Endoscopy 2018; 50(04): S85
DOI: 10.1055/s-0038-1637280
ESGE Days 2018 oral presentations
21.04.2018 – Video session 2
Georg Thieme Verlag KG Stuttgart · New York

OBSTRUCTIVE JAUNDICE SECONDARY TO “AFFERENT LOOP SYNDROME” IN A PATIENT WITH ENDOSCOPIC GASTROJEJUNOSTOMY RESOLVED BY EUS-GUIDED HEPATICOGASTROSTOMY

DF Gómez Nussbaumer
1   Hospital General Universitario de Alicante, Alicante, Spain
,
J Martinez Sempere
1   Hospital General Universitario de Alicante, Alicante, Spain
,
L Compañy Catala
2   Endoscopy, Hospital General Universitario de Alicante, Alicante, Spain
,
JA Casellas Valde
2   Endoscopy, Hospital General Universitario de Alicante, Alicante, Spain
,
FA Ruiz
2   Endoscopy, Hospital General Universitario de Alicante, Alicante, Spain
,
O Murcia Pomares
2   Endoscopy, Hospital General Universitario de Alicante, Alicante, Spain
,
K Cardenas Jaen
2   Endoscopy, Hospital General Universitario de Alicante, Alicante, Spain
,
C Mangas Sanjuan
2   Endoscopy, Hospital General Universitario de Alicante, Alicante, Spain
,
JI Cameo
2   Endoscopy, Hospital General Universitario de Alicante, Alicante, Spain
,
M Bozhychko
2   Endoscopy, Hospital General Universitario de Alicante, Alicante, Spain
,
S Baile
1   Hospital General Universitario de Alicante, Alicante, Spain
,
L Medina
1   Hospital General Universitario de Alicante, Alicante, Spain
,
J Ramón Aparicio Tormo
1   Hospital General Universitario de Alicante, Alicante, Spain
› Author Affiliations
Further Information

Publication History

Publication Date:
27 March 2018 (online)

 

Introduction:

In the afferent loop syndrome there is an accumulation of bile that distends the obstructed afferent loop as a complication of gastrointestinal surgery.

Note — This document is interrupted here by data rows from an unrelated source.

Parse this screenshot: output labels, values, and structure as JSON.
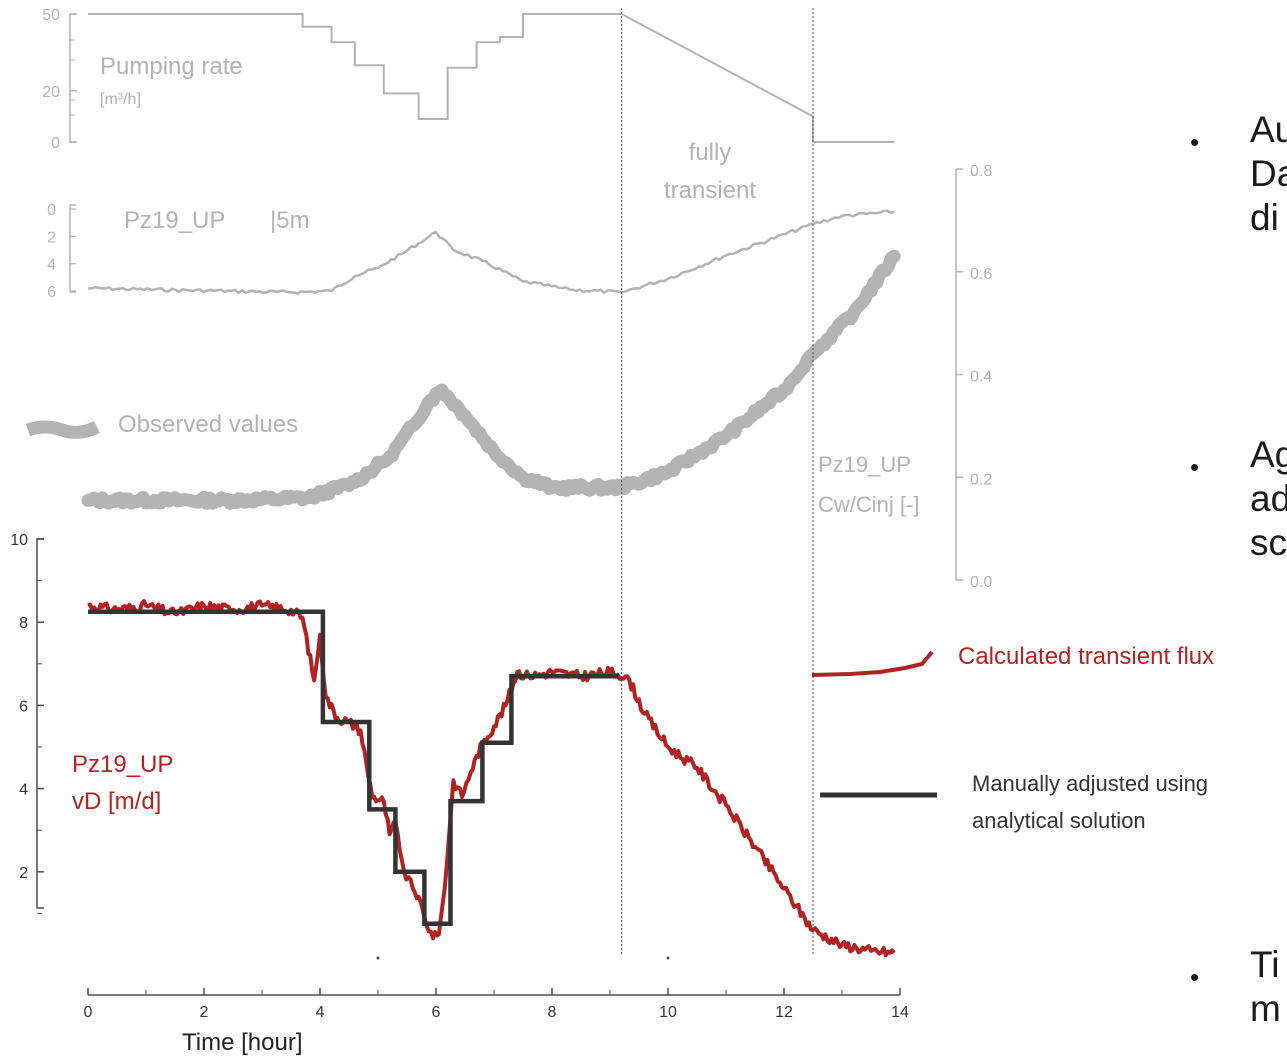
{
  "chart_data": [
    {
      "type": "line",
      "panel": "pumping",
      "label": "Pumping rate",
      "unit": "[m³/h]",
      "y_ticks": [
        0,
        20,
        50
      ],
      "x": [
        0,
        3.7,
        3.7,
        4.2,
        4.2,
        4.6,
        4.6,
        5.1,
        5.1,
        5.7,
        5.7,
        6.2,
        6.2,
        6.7,
        6.7,
        7.1,
        7.1,
        7.5,
        7.5,
        9.2,
        12.5,
        12.5,
        13.9
      ],
      "y": [
        50,
        50,
        45,
        45,
        39,
        39,
        30,
        30,
        19,
        19,
        9,
        9,
        29,
        29,
        39,
        39,
        41,
        41,
        50,
        50,
        10,
        0,
        0
      ]
    },
    {
      "type": "line",
      "panel": "groundwater",
      "label": "Pz19_UP",
      "scale_label": "|5m",
      "y_ticks": [
        0,
        2,
        4,
        6
      ],
      "x": [
        0,
        3.5,
        4.2,
        4.6,
        5.0,
        5.4,
        5.7,
        6.0,
        6.3,
        6.8,
        7.5,
        8.3,
        9.2,
        10.0,
        11.0,
        12.5,
        13.0,
        13.9
      ],
      "y": [
        5.8,
        6.1,
        6.0,
        4.9,
        4.3,
        3.3,
        2.5,
        1.7,
        3.0,
        3.8,
        5.3,
        5.9,
        6.1,
        5.1,
        3.4,
        1.1,
        0.5,
        0.2
      ]
    },
    {
      "type": "line",
      "panel": "concentration",
      "legend_label": "Observed values",
      "label_line1": "Pz19_UP",
      "label_line2": "Cw/Cinj [-]",
      "y_ticks": [
        "0.0",
        "0.2",
        "0.4",
        "0.6",
        "0.8"
      ],
      "ylim": [
        0,
        0.8
      ],
      "x": [
        0,
        2.5,
        3.8,
        4.6,
        5.2,
        5.6,
        5.9,
        6.1,
        6.5,
        7.0,
        7.5,
        8.0,
        9.2,
        10.0,
        11.0,
        12.0,
        12.5,
        13.2,
        13.9
      ],
      "y": [
        0.155,
        0.155,
        0.16,
        0.19,
        0.24,
        0.3,
        0.35,
        0.37,
        0.32,
        0.25,
        0.2,
        0.18,
        0.18,
        0.21,
        0.28,
        0.37,
        0.44,
        0.52,
        0.63
      ]
    },
    {
      "type": "line",
      "panel": "flux",
      "label_line1": "Pz19_UP",
      "label_line2": "vD [m/d]",
      "y_ticks": [
        "2",
        "4",
        "6",
        "8",
        "10"
      ],
      "ylim": [
        0,
        10
      ],
      "x_ticks": [
        "0",
        "2",
        "4",
        "6",
        "8",
        "10",
        "12",
        "14"
      ],
      "xlim": [
        0,
        14
      ],
      "xlabel": "Time   [hour]",
      "series": [
        {
          "name": "Calculated transient flux",
          "color": "#b22222",
          "x": [
            0,
            0.5,
            1,
            1.5,
            2,
            2.5,
            3,
            3.5,
            3.7,
            3.9,
            4.0,
            4.1,
            4.3,
            4.5,
            4.7,
            4.8,
            4.9,
            5.1,
            5.2,
            5.3,
            5.45,
            5.6,
            5.7,
            5.8,
            5.95,
            6.05,
            6.15,
            6.3,
            6.45,
            6.6,
            6.8,
            7.0,
            7.2,
            7.4,
            7.6,
            8.0,
            8.5,
            9.0,
            9.3,
            9.6,
            10.0,
            10.5,
            11.0,
            11.5,
            12.0,
            12.5,
            13.0,
            13.5,
            13.9
          ],
          "y": [
            8.4,
            8.3,
            8.4,
            8.2,
            8.4,
            8.3,
            8.4,
            8.3,
            8.1,
            6.6,
            7.7,
            6.2,
            5.7,
            5.6,
            5.4,
            4.6,
            3.8,
            3.7,
            2.9,
            3.2,
            2.0,
            1.6,
            1.4,
            0.9,
            0.4,
            0.5,
            1.6,
            4.2,
            3.8,
            4.4,
            5.1,
            5.5,
            6.0,
            6.8,
            6.7,
            6.8,
            6.7,
            6.8,
            6.7,
            5.8,
            5.0,
            4.5,
            3.6,
            2.6,
            1.6,
            0.6,
            0.25,
            0.1,
            0.05
          ]
        },
        {
          "name": "Manually adjusted using analytical solution",
          "color": "#333333",
          "x": [
            0,
            4.05,
            4.05,
            4.85,
            4.85,
            5.3,
            5.3,
            5.8,
            5.8,
            6.25,
            6.25,
            6.8,
            6.8,
            7.3,
            7.3,
            9.15
          ],
          "y": [
            8.25,
            8.25,
            5.6,
            5.6,
            3.5,
            3.5,
            2.0,
            2.0,
            0.75,
            0.75,
            3.7,
            3.7,
            5.1,
            5.1,
            6.7,
            6.7
          ]
        }
      ]
    }
  ],
  "annotations": {
    "fully_transient_line1": "fully",
    "fully_transient_line2": "transient",
    "vertical_marker_hours": [
      9.2,
      12.5
    ]
  },
  "bullets": [
    {
      "lines": [
        "Au",
        "Da",
        "di"
      ]
    },
    {
      "lines": [
        "Ag",
        "ad",
        "sc"
      ]
    },
    {
      "lines": [
        "Ti",
        "m"
      ]
    }
  ],
  "colors": {
    "grey": "#b3b3b3",
    "red": "#b22222",
    "dark": "#333333",
    "axis": "#4d4d4d"
  }
}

Obstructive jaundice in these cases is a consequence of the difficulty of draining the bile due to hyperpressure in the afferent loop. We present a case of obstructive jaundice secondary to obstruction of the second portion of the duodenum due to stenosis at the tip of the bulb and third portion of the duodenum.

Clinical case:

A 76-year-old woman diagnosed with adenocarcinoma in the head of the pancreas in April 2016, was considered unresectable due to comorbidity and presence of ascites, with drainage of the bile duct through rendezvous guided by EUS due to the impossibility of cannulating the papilla. In December 2016, she was readmitted due to secondary vomiting from the stenosis in the third duodenal portion. A duodenal prosthesis is placed, but it does not function, migrating to the stomach during a revision gastroscopy. Gastrojejunostomy was performed using Hot Axios prosthesis of 15 × 10 mm guided by USE. The patient restarts normal diet with good tolerance and is discharged. In June 2017 she is readmitted with jaundice and cholangitis. The abdomen CT shows a segment of distended duodenum. Revision of biliary prosthesis is requested using ERCP. Endoscopically, stenosis is observed in the duodenal bulb that prevents the endoscope from passing, so EUS is performed, showing ascites and dilation of the intrahepatic bile duct. A left biliary canalicul is punctured. The cholangiography shows passage of contrast to the segment of the distended duodenum. EUS- hepaticogastrostomy is performed with resolution of jaundice and infectious disease.

Conclusions:

We present the case because of the rarity of the cause of jaundice due to a mechanism similar to the afferent loop syndrome and how EUS- hepaticogastrostomy resolved it.